Ard: And so I can explain that within this bigger picture, of which science is part of the picture, but it’s not outside the picture. It’s not like God is here and science is there – it’s that my idea about God and the world is much bigger than the science. But it doesn’t make the science not very powerful or very beautiful: it just makes me realise that box is not the whole story.

JC: So, it’s not a competition for which is more real. The issue is whether reality’s more extensive, more…

Ard: I think what I’m saying is that what is real or true maybe bigger than what the methods of science can reveal to me, no matter how powerful those methods are. And I think it’s actually incoherent to think that the methods of science are the only way of obtaining truth. Mathematics is effectively something outside of science. We use it to do science, but it isn’t itself science, but it’s manifestly true.

David: And it’s in the universe.

Ard: And it’s in the universe, yeah, I don’t want to use a location analogy, but it exists.

David: Can I just ask… I want to make sure I haven’t understood. I get the sense being religious for you is not a matter of a belief about God, but more about a belief in the nature of the world.

JC: Well, again, I think there are a lot of misunderstandings about what religious people believe. Thomas Aquinas, who’s one of the most definitive theologians, actually didn’t claim to know a great deal about God. He thought there was an ultimate goal and purpose, ultimate principle, which, he says, ‘All men call God’. So, it’s almost as if it’s an unknown X to which people apply the label, God. But which, through scientific or philosophical reasoning, not a very great deal can be said.

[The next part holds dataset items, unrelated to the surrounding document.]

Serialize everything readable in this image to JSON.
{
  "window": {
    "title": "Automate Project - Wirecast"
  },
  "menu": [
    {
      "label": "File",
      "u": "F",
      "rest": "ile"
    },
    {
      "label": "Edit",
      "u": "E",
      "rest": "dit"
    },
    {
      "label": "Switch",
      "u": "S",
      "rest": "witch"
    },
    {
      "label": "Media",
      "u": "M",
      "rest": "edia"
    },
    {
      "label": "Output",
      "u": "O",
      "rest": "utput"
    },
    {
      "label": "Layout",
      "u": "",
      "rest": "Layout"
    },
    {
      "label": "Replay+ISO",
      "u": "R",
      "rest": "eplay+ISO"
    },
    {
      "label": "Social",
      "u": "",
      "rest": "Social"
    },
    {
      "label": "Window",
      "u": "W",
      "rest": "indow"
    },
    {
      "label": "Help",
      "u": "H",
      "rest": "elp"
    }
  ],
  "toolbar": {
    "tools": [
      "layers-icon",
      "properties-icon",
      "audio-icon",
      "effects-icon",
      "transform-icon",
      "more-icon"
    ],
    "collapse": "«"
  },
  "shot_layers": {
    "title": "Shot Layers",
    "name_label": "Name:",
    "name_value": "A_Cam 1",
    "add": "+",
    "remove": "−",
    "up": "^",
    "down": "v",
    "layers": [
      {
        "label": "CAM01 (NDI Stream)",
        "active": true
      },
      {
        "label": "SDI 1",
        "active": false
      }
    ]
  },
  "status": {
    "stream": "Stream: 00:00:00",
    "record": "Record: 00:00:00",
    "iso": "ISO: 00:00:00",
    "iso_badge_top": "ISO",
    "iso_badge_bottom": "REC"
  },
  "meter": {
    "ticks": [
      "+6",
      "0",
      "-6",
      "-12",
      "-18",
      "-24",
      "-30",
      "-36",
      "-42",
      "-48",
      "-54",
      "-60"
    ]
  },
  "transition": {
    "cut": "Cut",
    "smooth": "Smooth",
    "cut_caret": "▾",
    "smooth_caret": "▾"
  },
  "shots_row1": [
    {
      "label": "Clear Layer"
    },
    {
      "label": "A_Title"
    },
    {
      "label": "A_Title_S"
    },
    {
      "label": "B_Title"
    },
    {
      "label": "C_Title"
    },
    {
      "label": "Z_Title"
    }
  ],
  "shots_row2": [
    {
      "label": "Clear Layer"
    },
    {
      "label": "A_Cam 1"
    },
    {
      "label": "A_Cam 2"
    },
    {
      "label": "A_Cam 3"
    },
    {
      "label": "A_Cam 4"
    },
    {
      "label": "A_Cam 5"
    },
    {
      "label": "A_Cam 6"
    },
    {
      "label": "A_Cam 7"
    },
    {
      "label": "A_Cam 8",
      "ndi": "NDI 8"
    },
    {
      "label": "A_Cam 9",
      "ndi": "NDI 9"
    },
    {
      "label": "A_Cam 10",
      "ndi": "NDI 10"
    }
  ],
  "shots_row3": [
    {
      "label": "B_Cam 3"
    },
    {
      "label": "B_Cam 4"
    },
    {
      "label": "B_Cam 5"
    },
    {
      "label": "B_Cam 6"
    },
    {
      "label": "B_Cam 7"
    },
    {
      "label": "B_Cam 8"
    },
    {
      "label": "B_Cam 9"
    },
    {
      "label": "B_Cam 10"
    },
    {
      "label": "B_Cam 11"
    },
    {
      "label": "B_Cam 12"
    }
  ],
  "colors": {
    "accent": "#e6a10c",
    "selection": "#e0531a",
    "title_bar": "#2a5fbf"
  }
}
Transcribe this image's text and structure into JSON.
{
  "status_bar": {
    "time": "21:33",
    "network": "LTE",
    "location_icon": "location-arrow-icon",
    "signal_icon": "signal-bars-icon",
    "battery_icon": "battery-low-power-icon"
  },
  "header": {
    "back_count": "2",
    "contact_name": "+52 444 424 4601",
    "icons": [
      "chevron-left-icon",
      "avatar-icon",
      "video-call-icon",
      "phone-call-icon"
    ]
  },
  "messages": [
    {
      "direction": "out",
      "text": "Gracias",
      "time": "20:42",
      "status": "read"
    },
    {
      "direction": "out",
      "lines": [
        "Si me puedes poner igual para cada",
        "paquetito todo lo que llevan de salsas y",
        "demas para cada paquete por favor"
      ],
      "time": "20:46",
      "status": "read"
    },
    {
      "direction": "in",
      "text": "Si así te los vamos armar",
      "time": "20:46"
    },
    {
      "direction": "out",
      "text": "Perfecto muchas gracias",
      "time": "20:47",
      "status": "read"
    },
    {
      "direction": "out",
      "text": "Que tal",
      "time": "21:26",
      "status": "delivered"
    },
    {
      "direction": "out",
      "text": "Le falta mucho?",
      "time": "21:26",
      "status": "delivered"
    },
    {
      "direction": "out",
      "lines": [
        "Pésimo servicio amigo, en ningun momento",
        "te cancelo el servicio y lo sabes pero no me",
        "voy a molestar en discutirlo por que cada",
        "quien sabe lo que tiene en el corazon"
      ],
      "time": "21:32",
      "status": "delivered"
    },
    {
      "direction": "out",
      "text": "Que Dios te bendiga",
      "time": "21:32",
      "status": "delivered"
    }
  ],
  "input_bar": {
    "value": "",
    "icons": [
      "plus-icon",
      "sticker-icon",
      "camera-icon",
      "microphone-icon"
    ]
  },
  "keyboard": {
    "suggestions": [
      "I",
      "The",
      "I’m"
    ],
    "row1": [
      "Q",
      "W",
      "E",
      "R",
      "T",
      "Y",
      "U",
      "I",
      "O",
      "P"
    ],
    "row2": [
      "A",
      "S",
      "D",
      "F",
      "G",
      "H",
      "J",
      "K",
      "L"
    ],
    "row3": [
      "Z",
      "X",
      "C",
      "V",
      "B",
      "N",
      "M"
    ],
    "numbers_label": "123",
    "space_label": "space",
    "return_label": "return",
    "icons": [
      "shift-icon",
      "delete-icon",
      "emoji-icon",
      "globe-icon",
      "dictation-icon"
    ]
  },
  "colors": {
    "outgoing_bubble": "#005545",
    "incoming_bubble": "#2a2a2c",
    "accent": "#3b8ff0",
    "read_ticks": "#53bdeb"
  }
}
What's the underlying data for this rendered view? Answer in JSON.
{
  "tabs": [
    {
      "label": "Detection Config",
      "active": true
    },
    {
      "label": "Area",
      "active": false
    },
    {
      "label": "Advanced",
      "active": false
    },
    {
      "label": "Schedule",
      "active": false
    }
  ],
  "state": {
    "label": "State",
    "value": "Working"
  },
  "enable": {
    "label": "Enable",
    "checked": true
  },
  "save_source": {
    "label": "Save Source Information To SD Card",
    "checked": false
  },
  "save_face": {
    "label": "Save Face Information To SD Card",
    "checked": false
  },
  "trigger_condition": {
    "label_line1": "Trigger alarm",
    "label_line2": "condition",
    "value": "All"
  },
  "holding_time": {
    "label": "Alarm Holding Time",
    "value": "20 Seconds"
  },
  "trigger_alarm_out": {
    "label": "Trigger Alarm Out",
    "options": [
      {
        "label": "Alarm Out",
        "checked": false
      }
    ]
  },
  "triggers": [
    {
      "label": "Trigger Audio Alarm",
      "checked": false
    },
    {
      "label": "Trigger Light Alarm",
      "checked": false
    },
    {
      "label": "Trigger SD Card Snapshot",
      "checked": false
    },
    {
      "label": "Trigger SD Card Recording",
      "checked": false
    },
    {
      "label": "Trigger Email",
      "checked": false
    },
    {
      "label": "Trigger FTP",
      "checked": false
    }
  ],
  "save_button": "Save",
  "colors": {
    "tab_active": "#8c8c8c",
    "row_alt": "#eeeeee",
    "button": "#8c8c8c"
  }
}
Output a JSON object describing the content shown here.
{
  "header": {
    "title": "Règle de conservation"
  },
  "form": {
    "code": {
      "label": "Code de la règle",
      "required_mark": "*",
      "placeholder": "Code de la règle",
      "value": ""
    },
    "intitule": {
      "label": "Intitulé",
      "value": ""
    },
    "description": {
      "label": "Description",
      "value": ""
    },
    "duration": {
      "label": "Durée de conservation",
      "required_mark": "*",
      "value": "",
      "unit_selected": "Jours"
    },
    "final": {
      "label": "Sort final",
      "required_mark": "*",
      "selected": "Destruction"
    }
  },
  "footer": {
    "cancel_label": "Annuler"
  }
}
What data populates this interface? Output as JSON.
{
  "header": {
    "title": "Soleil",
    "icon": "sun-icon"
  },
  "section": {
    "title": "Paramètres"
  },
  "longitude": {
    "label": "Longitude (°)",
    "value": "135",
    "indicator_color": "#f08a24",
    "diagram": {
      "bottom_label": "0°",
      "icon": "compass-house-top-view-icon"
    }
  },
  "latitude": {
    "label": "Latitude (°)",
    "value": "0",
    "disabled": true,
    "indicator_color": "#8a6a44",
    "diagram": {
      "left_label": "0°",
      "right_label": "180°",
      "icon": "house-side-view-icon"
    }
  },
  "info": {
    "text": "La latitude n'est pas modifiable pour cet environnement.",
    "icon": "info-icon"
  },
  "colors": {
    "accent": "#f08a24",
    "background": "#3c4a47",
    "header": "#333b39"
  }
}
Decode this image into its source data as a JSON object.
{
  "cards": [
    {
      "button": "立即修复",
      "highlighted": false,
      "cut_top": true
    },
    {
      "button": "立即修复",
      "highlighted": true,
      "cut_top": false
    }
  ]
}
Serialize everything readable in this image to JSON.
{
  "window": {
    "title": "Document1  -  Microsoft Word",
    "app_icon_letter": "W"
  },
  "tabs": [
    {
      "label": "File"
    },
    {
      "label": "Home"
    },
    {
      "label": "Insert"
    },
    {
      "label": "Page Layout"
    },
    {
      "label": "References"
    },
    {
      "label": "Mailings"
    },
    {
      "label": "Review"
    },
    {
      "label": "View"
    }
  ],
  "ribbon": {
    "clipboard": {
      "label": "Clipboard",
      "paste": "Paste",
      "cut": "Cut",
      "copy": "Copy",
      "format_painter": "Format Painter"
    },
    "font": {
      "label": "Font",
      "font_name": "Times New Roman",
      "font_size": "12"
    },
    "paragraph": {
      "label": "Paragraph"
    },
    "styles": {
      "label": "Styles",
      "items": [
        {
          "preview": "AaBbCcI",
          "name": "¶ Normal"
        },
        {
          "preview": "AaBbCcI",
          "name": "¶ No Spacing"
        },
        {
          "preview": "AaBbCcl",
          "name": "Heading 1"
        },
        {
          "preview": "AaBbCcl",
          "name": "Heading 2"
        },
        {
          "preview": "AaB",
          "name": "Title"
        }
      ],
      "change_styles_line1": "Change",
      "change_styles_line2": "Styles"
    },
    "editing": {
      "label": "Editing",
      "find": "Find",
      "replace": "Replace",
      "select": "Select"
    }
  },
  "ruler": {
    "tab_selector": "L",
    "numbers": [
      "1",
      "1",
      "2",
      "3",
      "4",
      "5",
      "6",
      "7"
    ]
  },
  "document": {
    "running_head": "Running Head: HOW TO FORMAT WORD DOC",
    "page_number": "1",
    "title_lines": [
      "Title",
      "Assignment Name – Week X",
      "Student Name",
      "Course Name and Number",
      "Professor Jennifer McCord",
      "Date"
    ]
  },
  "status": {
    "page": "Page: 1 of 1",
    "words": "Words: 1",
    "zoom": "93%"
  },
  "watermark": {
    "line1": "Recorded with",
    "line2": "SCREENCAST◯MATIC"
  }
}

So we were talking earlier about practice: spiritual praxis or practice, and about change – the need for change in order to open oneself so that one is receptive to richer forms of reality. So I see being religious more in those terms, of the adoption of forms of practice which will open oneself to goodness and to beauty, and change one’s life to orient it progressively towards those things, rather than necessarily signing on the dotted line of any particular sect or group of believers.

Having said that, I think we need a vehicle for our spirituality, just as if you’re going from A to B, you need to choose some car or some vehicle. So, it’s no surprise that people invariably do choose a certain religious vehicle in order to pursue this quest. You’re looking sceptical.

David: No, no, that’s my thoughtful look.

JC: So the motivations for being religious, I think, are the sense of transcendence: the sense that there are these transfiguring experiences of love, of beauty, of truth, and that our lives ought to be more richly informed by those. To think that there is some ultimate reality in the cosmos which supports the beauties we find in the world — that things aren’t just there. They’re not just meaningless, ‘brute’ contingent collections of configurations of things they have a rhythm, a harmony, a meaning, a beauty, which is not of our making and which we are made to respond to.

And goodness, again, rightness, justice: these are not just arbitrary creations of our own, values we’ve come up with, or just matters of our personal taste or preference, but they are somehow rooted, grounded in the way things are.

So there’s a kind of coherence, I think, in the religious view of reality. It sees rationality, meaning, value, purpose in things at some deep level. It’s not very theoretical. It corresponds to a way in which all of us, perhaps in principle, are capable of feeling: that we respond to a world which isn’t meaningless, which isn’t just what we put into it plus some janglings of particles or some explosions of atoms or whatever. It’s a world which is already imbued with meaning and value.